As with my great aunt Georgeanna, each of the 6,000 girls who endure “the cut” each day do so for complex and deeply-rooted reasons. FGM/C can mark a festive and essential transition from girlhood into womanhood; make women more likely to secure “good” husbands; or be perceived to enhance beauty and hygiene. Despite having no religious justification, the practice has been falsely invoked in the name of god. All these justifications reflect women's lack of power and agency in decisions about their own health and bodies.

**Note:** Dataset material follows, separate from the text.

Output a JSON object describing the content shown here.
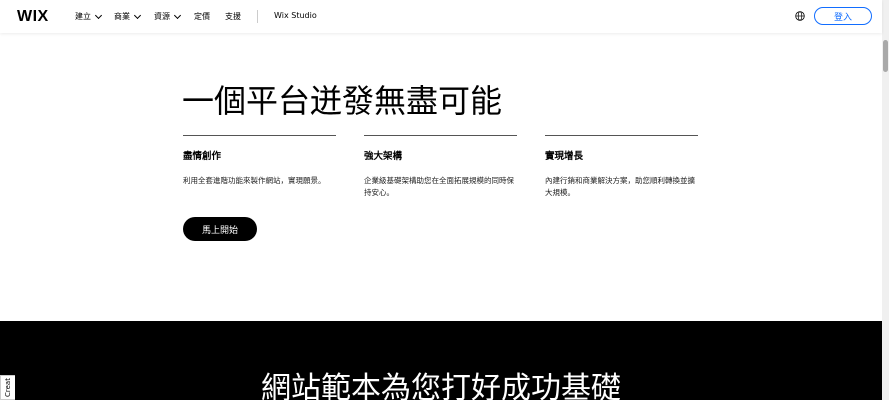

Despite obstacles and opposition, FGM/C survivors and activists have risen up. FGM/C survivor and activist Jaha Dukureh founded an international nonprofit, Safe Hands for Girls, that empowers youth in Georgia and her native Gambia, where she played a pivotal role in winning a countrywide ban on the practice in 2015. Mariya Taher joined other young leaders to lift the veil of secrecy over “khatna”, a form of FGM/C practiced in South Asia and among the diaspora. Their new nonprofit, Sahiyo, has been helping women tell their stories and emerge from the shadows. Kakenya Ntaiya struck a bargain with her Maasai parents in Kenya, agreeing to endure the cut, but only if she was permitted to pursue her education. She earned a doctorate and founded a Kenyan girls’ school. The one key admission requirement? Parents must vow not to cut their daughters.

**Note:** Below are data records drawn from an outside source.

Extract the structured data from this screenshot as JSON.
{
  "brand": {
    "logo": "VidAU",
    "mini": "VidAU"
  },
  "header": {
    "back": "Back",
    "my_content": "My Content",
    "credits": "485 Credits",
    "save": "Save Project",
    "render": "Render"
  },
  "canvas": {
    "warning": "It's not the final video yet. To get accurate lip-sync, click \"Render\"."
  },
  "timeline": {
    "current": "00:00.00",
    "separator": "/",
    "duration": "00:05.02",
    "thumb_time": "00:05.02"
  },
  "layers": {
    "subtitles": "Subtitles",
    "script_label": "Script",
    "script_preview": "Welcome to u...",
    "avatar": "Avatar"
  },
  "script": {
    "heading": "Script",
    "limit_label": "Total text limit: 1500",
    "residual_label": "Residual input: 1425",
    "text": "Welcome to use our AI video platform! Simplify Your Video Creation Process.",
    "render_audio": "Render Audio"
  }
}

These dynamic, creative, and innovative leaders have strategies and solutions, but they need resources. The Wallace Global Fund was a pioneer in this area due to the vision of Gordie Wallace, who began championing the rights of girls at risk in the 1970’s. I have worked with the foundation on this issue for over a decade and see how much progress can be made with dedicated resources. But more philanthropic support is needed. Just as young women (and men) in the U.S. are mobilizing against campus sexual assault, more and more young women (and men) from Cairo to Banjul to Nairobi –from Detroit to Phoenix - are rising up and speaking out against FGM/C. More philanthropic dollars are needed to amplify their voices and support their solutions.

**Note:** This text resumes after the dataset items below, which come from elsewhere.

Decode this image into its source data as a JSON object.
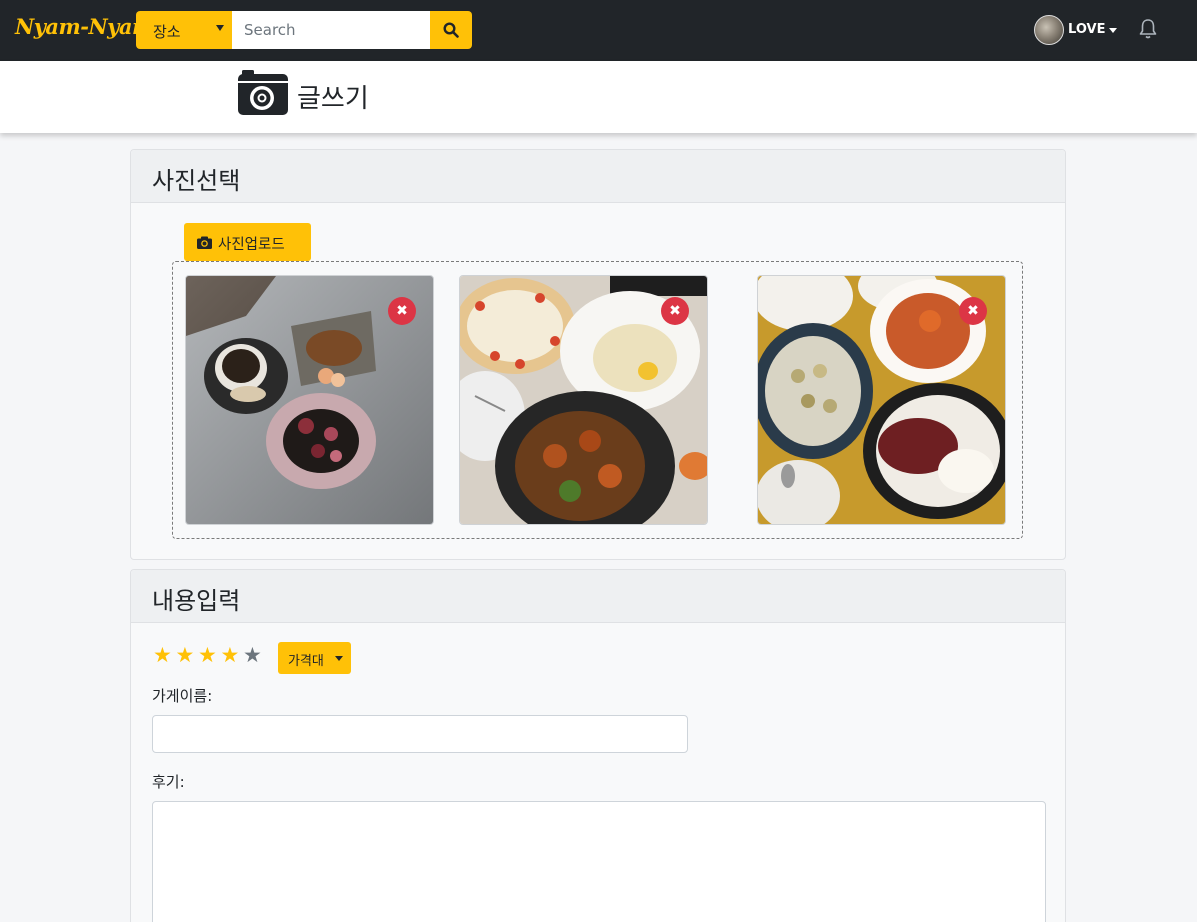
{
  "navbar": {
    "brand": "Nyam-Nyam",
    "location_select": "장소",
    "search_placeholder": "Search",
    "user_name": "LOVE"
  },
  "header": {
    "title": "글쓰기"
  },
  "photo_section": {
    "title": "사진선택",
    "upload_label": "사진업로드",
    "photos": [
      {
        "alt": "coffee-and-desserts-photo"
      },
      {
        "alt": "pizza-pasta-chicken-photo"
      },
      {
        "alt": "pasta-gnocchi-steak-photo"
      }
    ],
    "remove_label": "✖"
  },
  "content_section": {
    "title": "내용입력",
    "rating": 4,
    "rating_max": 5,
    "star_glyph": "★",
    "price_label": "가격대",
    "store_label": "가게이름:",
    "review_label": "후기:"
  },
  "colors": {
    "navbar": "#212529",
    "accent": "#ffc107",
    "danger": "#dc3545",
    "star_empty": "#6c757d"
  }
}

Last week, I joined more than 200 participants from 23 nations at the first-ever End Violence Against Girls: Summit on FGM/C, in Washington D.C., where I drew inspiration from my great aunt Georgeanna. I envisioned the sepia image of her as a teen magically transforming. I imagined the fear and confusion in her expression melting away, as she emerged strong and confident and even a little bit fierce. In the days since the Summit, I picture her joining with other survivors and activists from all over the world. Instead of wilting, they'll bloom. Instead of whispering, they'll roar.